The Centers for Disease Control’s campaign against unsafe snuggling continues. While we’re sure the CDC loves love, it also wants to prevent you from picking up an infectious disease.
An illness it’s currently concerned about is cat-scratch fever, a very real disease spread by infected cats.
According to CBS News, the number of pet cats harboring the cat-scratch fever bacteria known as Bartonella hensela is about 35 percent, but most do not pass it on to their owners. Regardless, the CDC still wants cat lovers to know the risks that come with catching the disease, and how to protect against it.
The CDC released a report this month estimating that each year about 12,000 Americans are diagnosed with cat-scratch fever, which is transmitted by a cat bite or scratch, and out of those infected roughly 500 require hospitalization. The numbers were highest in children ages 5 to 9, who live in southern states.
A human with cat-scratch fever can experience headache, fever and swollen lymph nodes, all the way to more serious brain and heart complications.
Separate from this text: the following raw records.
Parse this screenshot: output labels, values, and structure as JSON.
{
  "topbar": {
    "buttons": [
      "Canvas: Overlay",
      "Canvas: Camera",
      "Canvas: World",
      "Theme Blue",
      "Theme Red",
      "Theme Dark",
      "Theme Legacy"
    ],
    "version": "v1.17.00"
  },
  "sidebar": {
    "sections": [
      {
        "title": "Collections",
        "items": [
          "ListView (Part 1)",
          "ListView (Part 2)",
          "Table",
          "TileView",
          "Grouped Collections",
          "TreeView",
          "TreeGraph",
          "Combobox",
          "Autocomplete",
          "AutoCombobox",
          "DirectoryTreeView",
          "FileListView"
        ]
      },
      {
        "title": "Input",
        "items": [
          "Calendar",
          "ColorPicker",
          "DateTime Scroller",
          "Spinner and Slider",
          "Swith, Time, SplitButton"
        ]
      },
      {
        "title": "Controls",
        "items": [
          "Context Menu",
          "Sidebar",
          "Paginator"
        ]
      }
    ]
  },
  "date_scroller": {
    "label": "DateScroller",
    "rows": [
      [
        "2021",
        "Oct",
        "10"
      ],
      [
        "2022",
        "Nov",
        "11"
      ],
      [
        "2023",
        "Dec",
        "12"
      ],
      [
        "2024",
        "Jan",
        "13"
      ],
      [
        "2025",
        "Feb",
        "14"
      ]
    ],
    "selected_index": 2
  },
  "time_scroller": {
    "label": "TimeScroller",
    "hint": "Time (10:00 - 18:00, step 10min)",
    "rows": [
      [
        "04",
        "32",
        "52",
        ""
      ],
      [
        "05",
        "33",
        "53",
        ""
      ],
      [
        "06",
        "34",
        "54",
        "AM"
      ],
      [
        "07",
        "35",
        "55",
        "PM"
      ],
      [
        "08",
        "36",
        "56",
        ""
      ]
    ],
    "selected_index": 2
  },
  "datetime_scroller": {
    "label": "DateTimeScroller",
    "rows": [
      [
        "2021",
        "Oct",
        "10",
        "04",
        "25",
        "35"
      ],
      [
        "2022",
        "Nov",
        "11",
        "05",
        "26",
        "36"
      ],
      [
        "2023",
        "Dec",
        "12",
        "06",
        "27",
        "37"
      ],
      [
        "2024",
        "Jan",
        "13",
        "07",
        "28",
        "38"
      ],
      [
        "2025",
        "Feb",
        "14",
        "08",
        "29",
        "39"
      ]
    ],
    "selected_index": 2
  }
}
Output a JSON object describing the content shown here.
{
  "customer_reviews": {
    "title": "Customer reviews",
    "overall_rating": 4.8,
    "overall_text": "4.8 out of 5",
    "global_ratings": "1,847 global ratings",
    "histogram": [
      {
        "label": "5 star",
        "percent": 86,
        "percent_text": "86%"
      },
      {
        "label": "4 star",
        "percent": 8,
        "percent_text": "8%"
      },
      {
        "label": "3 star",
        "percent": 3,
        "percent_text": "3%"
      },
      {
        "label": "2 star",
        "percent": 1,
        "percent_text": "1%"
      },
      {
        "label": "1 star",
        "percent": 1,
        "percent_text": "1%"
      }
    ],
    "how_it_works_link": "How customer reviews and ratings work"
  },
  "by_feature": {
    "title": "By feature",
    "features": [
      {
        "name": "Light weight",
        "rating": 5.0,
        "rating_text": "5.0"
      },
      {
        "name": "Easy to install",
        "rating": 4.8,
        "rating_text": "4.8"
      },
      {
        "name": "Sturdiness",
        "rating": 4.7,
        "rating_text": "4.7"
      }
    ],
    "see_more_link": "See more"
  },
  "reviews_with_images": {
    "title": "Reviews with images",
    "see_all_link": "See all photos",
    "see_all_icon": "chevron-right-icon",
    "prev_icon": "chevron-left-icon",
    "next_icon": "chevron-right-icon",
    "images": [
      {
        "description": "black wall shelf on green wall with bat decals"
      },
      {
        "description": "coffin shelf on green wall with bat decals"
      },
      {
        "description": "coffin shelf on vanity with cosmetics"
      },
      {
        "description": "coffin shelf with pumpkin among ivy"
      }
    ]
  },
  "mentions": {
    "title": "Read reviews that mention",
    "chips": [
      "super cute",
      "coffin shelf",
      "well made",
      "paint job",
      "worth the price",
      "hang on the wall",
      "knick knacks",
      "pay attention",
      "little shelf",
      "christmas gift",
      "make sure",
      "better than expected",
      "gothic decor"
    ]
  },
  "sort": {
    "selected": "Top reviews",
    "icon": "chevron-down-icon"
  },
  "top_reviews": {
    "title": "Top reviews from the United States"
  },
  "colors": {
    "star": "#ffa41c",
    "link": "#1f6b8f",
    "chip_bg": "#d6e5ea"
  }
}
To avoid picking up the disease, the CDC advises all cat owners to handle their pets carefully, never teach them to bite or scratch and avoid aggressive play. It’s also helpful to get in the practice of washing your hands after handling your cat. Since fleas are connected to the spread of the disease, it’s also smart to treat your feline with flea medication, even if you keep him indoors.
If your cat does bite or scratch you, the best thing to do is to clean the wound and monitor the healing process. If the injury becomes red and swollen, contact your doctor. Cat-scratch fever can be treated with antibiotics.
Don’t panic, the CDC isn’t telling you to stop cuddling your sweet fur baby — it just wants you to stay away from the sharp parts.